Lise : Mon conseil est tout simplement d’oser, de se concentrer sur son objectif et de connaître sa valeur. Beaucoup de femmes noires sont audacieuses, elles n’ont pas peur d’être plus fortes et d’aller là où elles ne devraient pas être. Donc c’est de garder cet esprit car nous n’avons rien à perdre. Je crois que nous devons apprendre à nos filles à s’instruire continuellement, à ne jamais avoir peur d’exprimer une opinion si elle est fondée sur la vérité, même si elle semble impopulaire, et à saisir les possibilités qui se présentent. Ce n’est pas parce que nous avons peu de modèles de réussite qui nous ressemblent dans un certain domaine que nous devons nous imposer des limites. Finalement, ne pas oublier de soutenir les autres tout au long du chemin! 

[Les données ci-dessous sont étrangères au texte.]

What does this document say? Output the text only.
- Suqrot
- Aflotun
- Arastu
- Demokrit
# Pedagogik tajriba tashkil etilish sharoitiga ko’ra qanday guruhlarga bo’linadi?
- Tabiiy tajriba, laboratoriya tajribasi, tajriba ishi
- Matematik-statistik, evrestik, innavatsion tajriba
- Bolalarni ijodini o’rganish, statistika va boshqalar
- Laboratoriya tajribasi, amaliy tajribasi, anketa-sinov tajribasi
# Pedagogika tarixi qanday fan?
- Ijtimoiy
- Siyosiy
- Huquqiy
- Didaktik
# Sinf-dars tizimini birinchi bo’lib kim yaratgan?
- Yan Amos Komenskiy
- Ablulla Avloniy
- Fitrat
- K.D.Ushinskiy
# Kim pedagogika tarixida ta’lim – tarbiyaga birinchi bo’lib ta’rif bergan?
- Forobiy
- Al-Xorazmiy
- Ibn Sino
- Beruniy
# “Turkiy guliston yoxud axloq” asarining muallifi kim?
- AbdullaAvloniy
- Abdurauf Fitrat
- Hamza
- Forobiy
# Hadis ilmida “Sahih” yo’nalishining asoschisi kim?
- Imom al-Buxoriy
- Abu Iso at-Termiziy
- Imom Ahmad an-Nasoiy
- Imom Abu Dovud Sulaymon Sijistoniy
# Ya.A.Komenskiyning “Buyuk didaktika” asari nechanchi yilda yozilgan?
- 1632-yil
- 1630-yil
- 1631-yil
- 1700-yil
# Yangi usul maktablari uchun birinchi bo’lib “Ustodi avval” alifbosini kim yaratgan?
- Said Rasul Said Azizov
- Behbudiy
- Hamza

Laura : Dans cinq ans, qu’envisagez-vous pour le Black Innovation Fund?

Lise : J’aimerais voir beaucoup d’exemples de réussite, pour les entreprises dans lesquelles nous investissons, pour nous-mêmes et, surtout, pour le secteur du capital de risque en général. Nous nous efforçons également de modifier l’optique d’investissement en formant des professionnels noirs dans le domaine de l’investissement qui travailleront dans l’écosystème du capital de risque afin de renforcer la diversité au niveau de la prise de décision. Nous espérons que cette tendance devienne la norme, à la fois dans les entreprises qui recherchent des fonds d’investissement et dans celles qui réalisent ces investissements. Dans cinq ans, j’espère voir des fonds de plus grande taille pour les initiatives dirigées par des personnes issues de communautés diverses dans le domaine du capital-investissement et du capital de risque. J’espère que 15 à 20 ans plus tard, ces fonds n’existeront plus, parce qu’ils ne seront plus nécessaires et que la diversité fera partie du quotidien.